From Audio Reasoning to Emotionally Expressive Generation: Toward Next-Generation Audio Intelligence
-
Date
31 Mar 2026
-
Organiser
Department of Land Surveying and Geo-Informatics (LSGI) & Research Institute for Land and Space (RILS)
-
Time
14:30 - 15:30
-
Venue
N002 Map
Speaker
Prof. Li LIU
Remarks
Prof. Xintao LIU, Associate Professor, LSGI, member of RILS
Summary
Recent progress in large audio-language models has greatly improved audio perception, yet two important capabilities remain underexplored: deep reasoning over complex acoustic scenes and fine-grained emotionally expressive audio generation. These capabilities are crucial for building next-generation audio AI systems that can not only recognize sounds, but also interpret, explain, and generate them in a more human-like way.
In this talk, I will present our recent work along these two directions. On the understanding side, I will introduce AudioDeepThinker, a reinforcement learning framework for audio-grounded chain-of-thought reasoning, and AsymAudio, a capabilityaware multi-agent framework for deep audio reasoning. On the generation side, I will present EmoSteer-TTS, a training-free method for fine-grained and continuous emotion control in text-to-speech. I will also briefly introduce PhyAVBench, a benchmark for evaluating the physical grounding ability of audio-visual generation models. Together, these works point toward a new generation of audio AI systems that can reason over complex auditory scenes and generate expressive, controllable, and physically grounded audio.
Keynote Speaker
Prof. Li LIU
Assistant Professor
Hong Kong University of Science and Technology (Guangzhou)

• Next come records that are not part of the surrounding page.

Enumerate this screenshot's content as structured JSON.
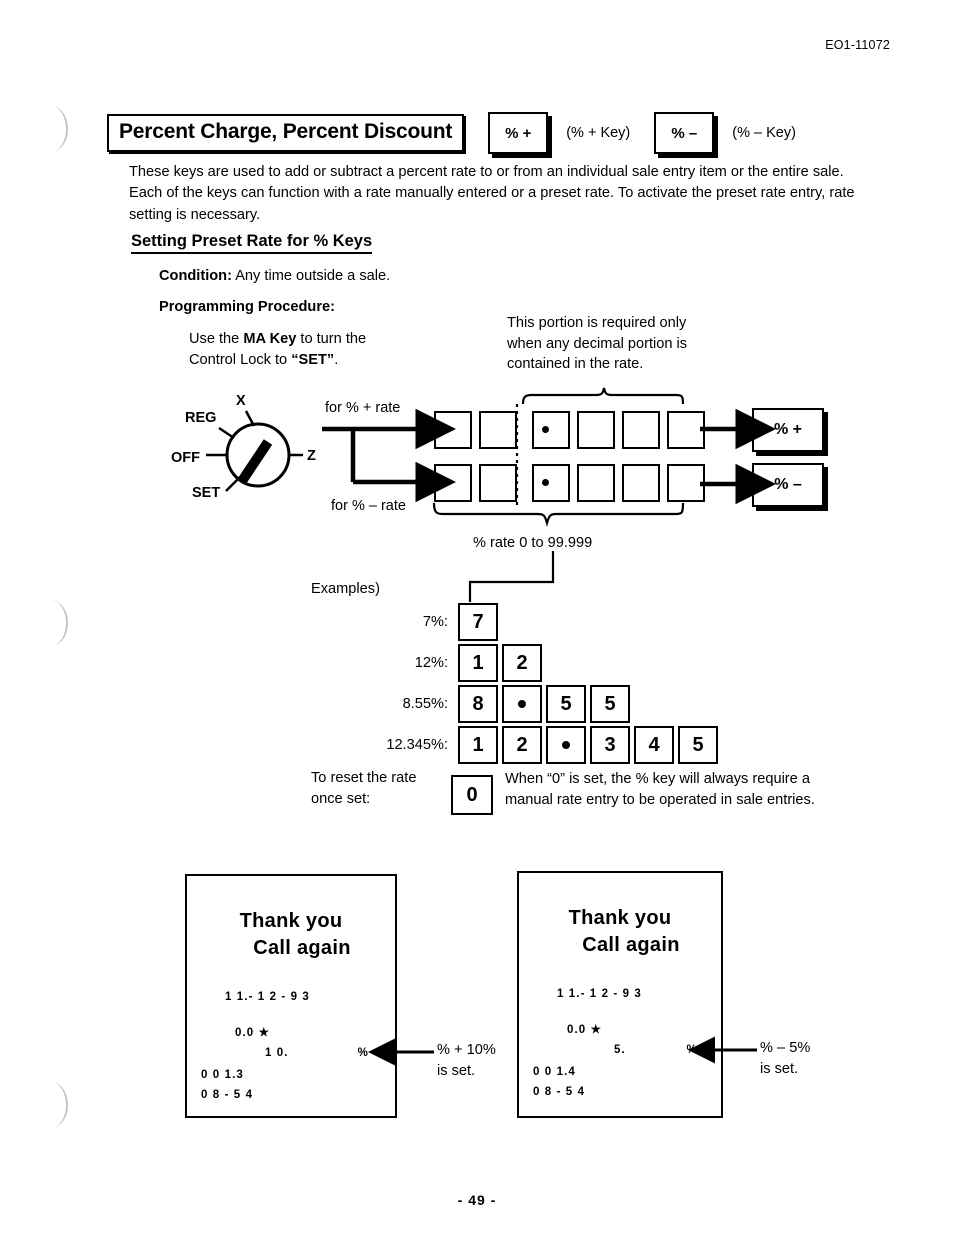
{
  "doc": {
    "code": "EO1-11072",
    "page_number": "- 49 -"
  },
  "header": {
    "title": "Percent Charge, Percent Discount",
    "keys": [
      {
        "label": "% +",
        "caption": "(% + Key)"
      },
      {
        "label": "% –",
        "caption": "(% – Key)"
      }
    ]
  },
  "intro": "These keys are used to add or subtract a percent rate to or from an individual sale entry item or the entire sale.  Each of the keys can function with a rate manually entered or a preset rate.  To activate the preset rate entry, rate setting is necessary.",
  "section": {
    "heading": "Setting Preset Rate for % Keys",
    "condition_label": "Condition:",
    "condition_value": " Any time outside a sale.",
    "procedure_label": "Programming Procedure:"
  },
  "procedure": {
    "instruction_line1_a": "Use the ",
    "instruction_line1_b": "MA Key",
    "instruction_line1_c": " to turn the",
    "instruction_line2_a": "Control Lock to ",
    "instruction_line2_b": "“SET”",
    "instruction_line2_c": "."
  },
  "decimal_note": "This portion is required only when any decimal portion is contained in the rate.",
  "dial": {
    "labels": {
      "x": "X",
      "reg": "REG",
      "off": "OFF",
      "set": "SET",
      "z": "Z"
    },
    "pointing_at": "SET"
  },
  "flow": {
    "branch_plus": "for % + rate",
    "branch_minus": "for % – rate",
    "result_plus": "% +",
    "result_minus": "% –",
    "rate_caption": "% rate 0 to 99.999",
    "entry_row_boxes": 6,
    "decimal_divider_after_box": 2,
    "dot_box_index": 3
  },
  "examples": {
    "label": "Examples)",
    "rows": [
      {
        "rate": "7%:",
        "keys": [
          "7"
        ]
      },
      {
        "rate": "12%:",
        "keys": [
          "1",
          "2"
        ]
      },
      {
        "rate": "8.55%:",
        "keys": [
          "8",
          ".",
          "5",
          "5"
        ]
      },
      {
        "rate": "12.345%:",
        "keys": [
          "1",
          "2",
          ".",
          "3",
          "4",
          "5"
        ]
      }
    ]
  },
  "reset": {
    "label_line1": "To reset the rate",
    "label_line2": "once set:",
    "key": "0",
    "note": "When “0” is set, the % key will always require a manual rate entry to be operated in sale entries."
  },
  "receipts": [
    {
      "id": "percent-plus",
      "thanks_line1": "Thank you",
      "thanks_line2": "Call  again",
      "date": "1 1.- 1 2 - 9 3",
      "amount_star": "0.0 ★",
      "amount": "1 0.",
      "pct_symbol": "% +",
      "footer1": "0 0 1.3",
      "footer2": "0 8 - 5 4",
      "annotation_line1": "% + 10%",
      "annotation_line2": "is set."
    },
    {
      "id": "percent-minus",
      "thanks_line1": "Thank you",
      "thanks_line2": "Call  again",
      "date": "1 1.- 1 2 - 9 3",
      "amount_star": "0.0 ★",
      "amount": "5.",
      "pct_symbol": "% -",
      "footer1": "0 0 1.4",
      "footer2": "0 8 - 5 4",
      "annotation_line1": "% –  5%",
      "annotation_line2": "is set."
    }
  ]
}
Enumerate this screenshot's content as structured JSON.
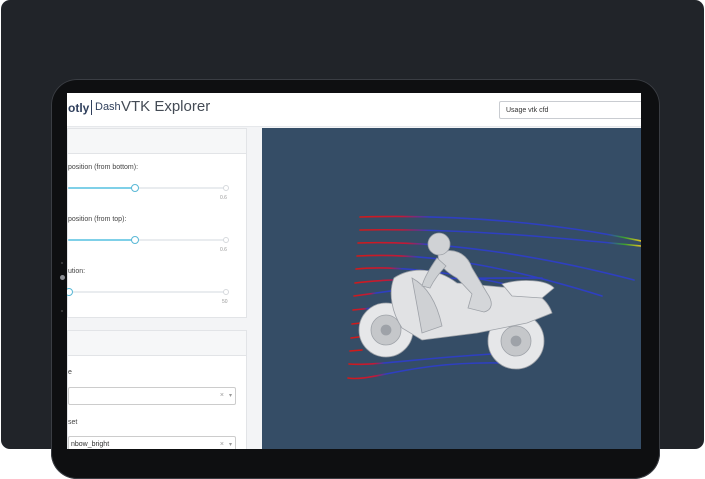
{
  "header": {
    "logo": "otly",
    "logo_dash": "Dash",
    "title": "VTK Explorer",
    "demo_select": "Usage vtk cfd"
  },
  "controls": {
    "slider1": {
      "label": "position (from bottom):",
      "max_label": "0.6",
      "value_fraction": 0.42
    },
    "slider2": {
      "label": "position (from top):",
      "max_label": "0.6",
      "value_fraction": 0.42
    },
    "slider3": {
      "label": "ution:",
      "max_label": "50",
      "value_fraction": 0.0
    }
  },
  "coloring": {
    "field_label": "e",
    "field_value": "",
    "preset_label": "set",
    "preset_value": "nbow_bright",
    "clear_glyph": "×",
    "arrow_glyph": "▾"
  },
  "colors": {
    "viewport_bg": "#354d66",
    "stream_blue": "#2e3fc2",
    "stream_red": "#d11a1a",
    "slider_accent": "#7fd0e8"
  }
}
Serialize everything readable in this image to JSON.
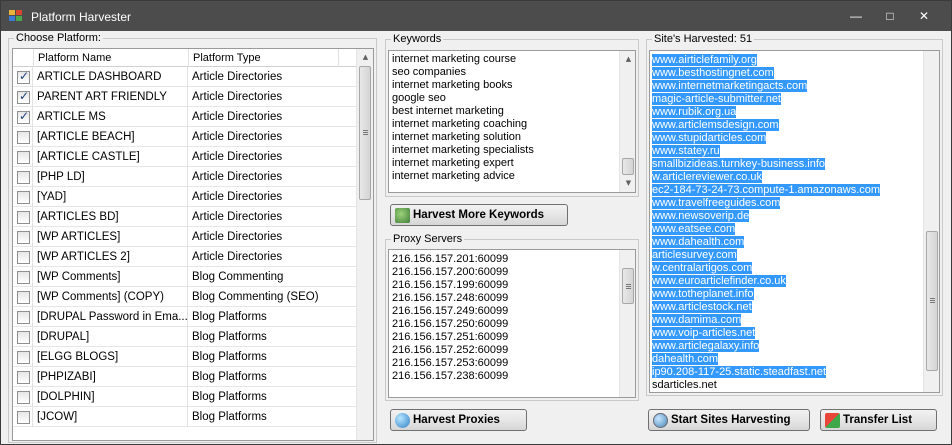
{
  "window": {
    "title": "Platform Harvester",
    "minimize_glyph": "—",
    "maximize_glyph": "□",
    "close_glyph": "✕"
  },
  "platforms": {
    "legend": "Choose Platform:",
    "columns": [
      "Platform Name",
      "Platform Type"
    ],
    "rows": [
      {
        "name": "ARTICLE DASHBOARD",
        "type": "Article Directories",
        "checked": true
      },
      {
        "name": "PARENT ART FRIENDLY",
        "type": "Article Directories",
        "checked": true
      },
      {
        "name": "ARTICLE MS",
        "type": "Article Directories",
        "checked": true
      },
      {
        "name": "[ARTICLE BEACH]",
        "type": "Article Directories",
        "checked": false
      },
      {
        "name": "[ARTICLE CASTLE]",
        "type": "Article Directories",
        "checked": false
      },
      {
        "name": "[PHP LD]",
        "type": "Article Directories",
        "checked": false
      },
      {
        "name": "[YAD]",
        "type": "Article Directories",
        "checked": false
      },
      {
        "name": "[ARTICLES BD]",
        "type": "Article Directories",
        "checked": false
      },
      {
        "name": "[WP ARTICLES]",
        "type": "Article Directories",
        "checked": false
      },
      {
        "name": "[WP ARTICLES 2]",
        "type": "Article Directories",
        "checked": false
      },
      {
        "name": "[WP Comments]",
        "type": "Blog Commenting",
        "checked": false
      },
      {
        "name": "[WP Comments] (COPY)",
        "type": "Blog Commenting (SEO)",
        "checked": false
      },
      {
        "name": "[DRUPAL Password in Ema...",
        "type": "Blog Platforms",
        "checked": false
      },
      {
        "name": "[DRUPAL]",
        "type": "Blog Platforms",
        "checked": false
      },
      {
        "name": "[ELGG BLOGS]",
        "type": "Blog Platforms",
        "checked": false
      },
      {
        "name": "[PHPIZABI]",
        "type": "Blog Platforms",
        "checked": false
      },
      {
        "name": "[DOLPHIN]",
        "type": "Blog Platforms",
        "checked": false
      },
      {
        "name": "[JCOW]",
        "type": "Blog Platforms",
        "checked": false
      }
    ]
  },
  "keywords": {
    "legend": "Keywords",
    "lines": [
      "internet marketing course",
      "seo companies",
      "internet marketing books",
      "google seo",
      "best internet marketing",
      "internet marketing coaching",
      "internet marketing solution",
      "internet marketing specialists",
      "internet marketing expert",
      "internet marketing advice"
    ]
  },
  "harvest_keywords_button": {
    "label": "Harvest More Keywords",
    "icon": "keywords-icon"
  },
  "proxies": {
    "legend": "Proxy Servers",
    "lines": [
      "216.156.157.201:60099",
      "216.156.157.200:60099",
      "216.156.157.199:60099",
      "216.156.157.248:60099",
      "216.156.157.249:60099",
      "216.156.157.250:60099",
      "216.156.157.251:60099",
      "216.156.157.252:60099",
      "216.156.157.253:60099",
      "216.156.157.238:60099"
    ]
  },
  "harvest_proxies_button": {
    "label": "Harvest Proxies",
    "icon": "globe-icon"
  },
  "sites": {
    "legend": "Site's Harvested: 51",
    "lines": [
      "www.airticlefamily.org",
      "www.besthostingnet.com",
      "www.internetmarketingacts.com",
      "magic-article-submitter.net",
      "www.rubik.org.ua",
      "www.articlemsdesign.com",
      "www.stupidarticles.com",
      "www.statey.ru",
      "smallbizideas.turnkey-business.info",
      "w.articlereviewer.co.uk",
      "ec2-184-73-24-73.compute-1.amazonaws.com",
      "www.travelfreeguides.com",
      "www.newsoverip.de",
      "www.eatsee.com",
      "www.dahealth.com",
      "articlesurvey.com",
      "w.centralartigos.com",
      "www.euroarticlefinder.co.uk",
      "www.totheplanet.info",
      "www.articlestock.net",
      "www.damima.com",
      "www.voip-articles.net",
      "www.articlegalaxy.info",
      "dahealth.com",
      "ip90.208-117-25.static.steadfast.net",
      "sdarticles.net"
    ],
    "selected_count": 25
  },
  "start_button": {
    "label": "Start Sites Harvesting",
    "icon": "gear-globe-icon"
  },
  "transfer_button": {
    "label": "Transfer List",
    "icon": "transfer-icon"
  },
  "colors": {
    "titlebar": "#4c4c4c",
    "selection": "#3399ff",
    "window_bg": "#f0f0f0"
  }
}
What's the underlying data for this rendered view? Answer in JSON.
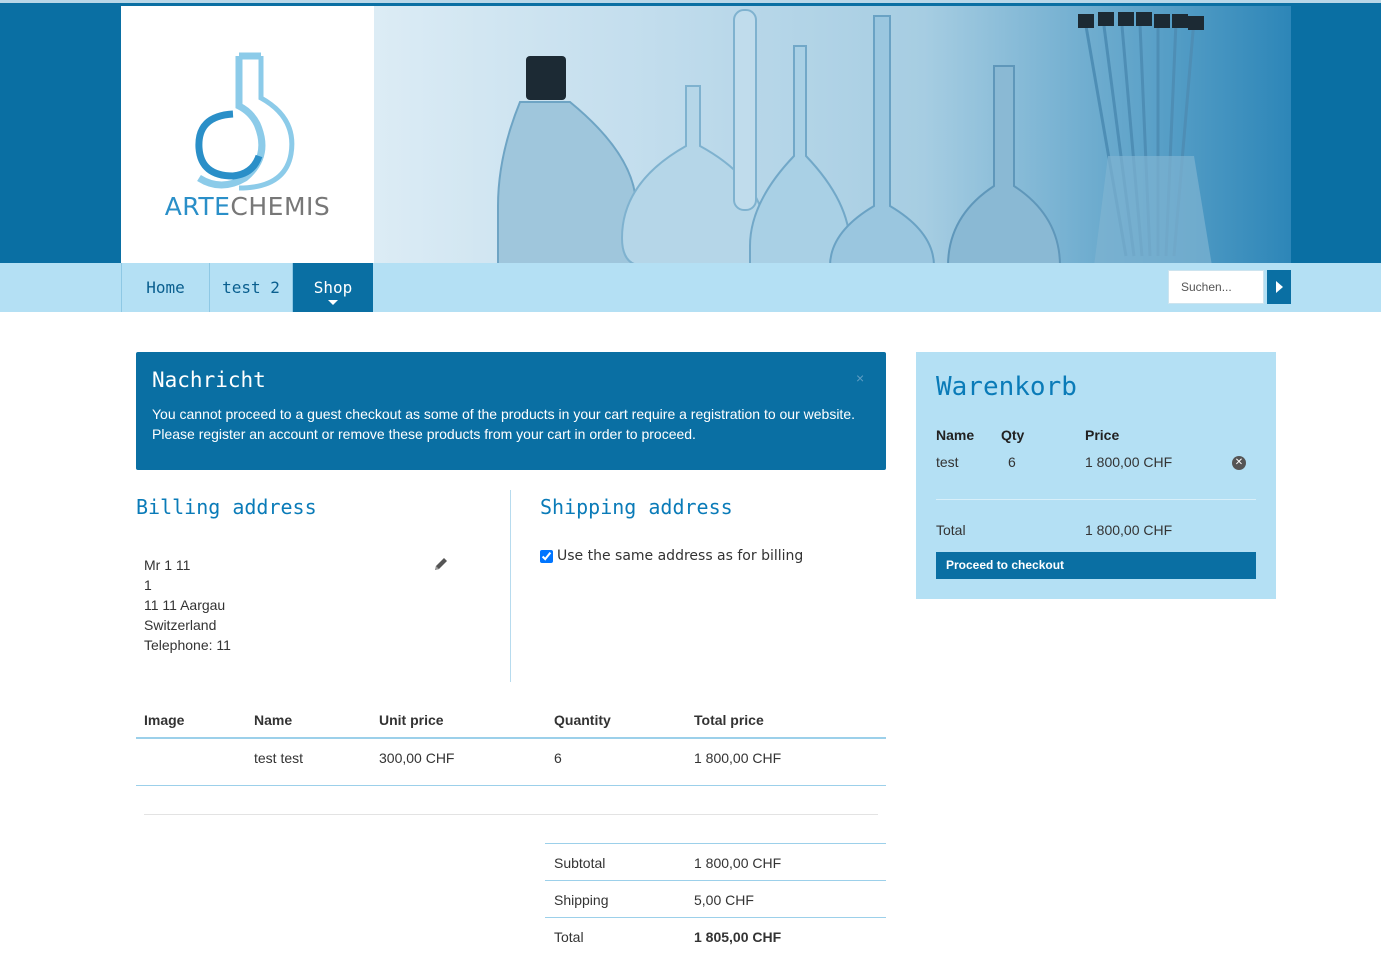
{
  "brand": {
    "logo_part1": "ARTE",
    "logo_part2": "CHEMIS"
  },
  "nav": {
    "items": [
      "Home",
      "test 2",
      "Shop"
    ],
    "active": "Shop"
  },
  "search": {
    "placeholder": "Suchen..."
  },
  "message": {
    "title": "Nachricht",
    "close": "×",
    "text": "You cannot proceed to a guest checkout as some of the products in your cart require a registration to our website. Please register an account or remove these products from your cart in order to proceed."
  },
  "billing": {
    "title": "Billing address",
    "lines": [
      "Mr 1 11",
      "1",
      "11 11 Aargau",
      "Switzerland",
      "Telephone: 11"
    ]
  },
  "shipping": {
    "title": "Shipping address",
    "same_as_billing_label": "Use the same address as for billing",
    "same_as_billing_checked": true
  },
  "order_table": {
    "headers": [
      "Image",
      "Name",
      "Unit price",
      "Quantity",
      "Total price"
    ],
    "rows": [
      {
        "image": "",
        "name": "test test",
        "unit_price": "300,00 CHF",
        "quantity": "6",
        "total_price": "1 800,00 CHF"
      }
    ]
  },
  "totals": [
    {
      "label": "Subtotal",
      "value": "1 800,00 CHF"
    },
    {
      "label": "Shipping",
      "value": "5,00 CHF"
    },
    {
      "label": "Total",
      "value": "1 805,00 CHF"
    }
  ],
  "cart": {
    "title": "Warenkorb",
    "headers": {
      "name": "Name",
      "qty": "Qty",
      "price": "Price"
    },
    "items": [
      {
        "name": "test",
        "qty": "6",
        "price": "1 800,00 CHF"
      }
    ],
    "total_label": "Total",
    "total_value": "1 800,00 CHF",
    "checkout_label": "Proceed to checkout"
  },
  "colors": {
    "brand_blue": "#0a6fa3",
    "light_blue": "#b4e0f4",
    "link": "#2a8fc8"
  }
}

Li LIU is an Assistant Professor at the Hong Kong University of Science and Technology (Guangzhou). She received her Ph.D. from Université Grenoble Alpes (GIPSA-lab), France, and was previously a postdoctoral researcher at Ryerson University, Canada. Her research focuses on speech processing, audio-visual understanding and generation, and trustworthy AI. She has published more than 70 papers as first or corresponding author in leading journals and conferences, including IEEE TPAMI, IEEE TMM, IEEE TASLP, NeurIPS. She currently serves as Chair of the Member Nominations and Election Subcommittee of the IEEE Machine Learning for Signal Processing Technical Committee (MLSP TC), and has served as Local Chair for ICASSP 2022 (China site) and Area Chair for ICASSP 2024-2026. She has led multiple competitive research projects, including the NSFC General Program, NSFC Young Scientist Fund, NSFC Key Project subtask, the CCF-Tencent Rhino-Bird Research Fund, the CCF–Kuaishou Large Model Explorer Fund, and the Alibaba Innovation Research Program. Her work has received multiple honors, including the IEEE Multimedia Signal Processing Rising Star Runner-up Award, the Sephora Berribi Women in Science Award (France), and the CCFTencent Rhino-Bird Research Excellence Award. Her team won First Place in the Audio Reasoning Challenge (Single-Model Track) at Interspeech 2026.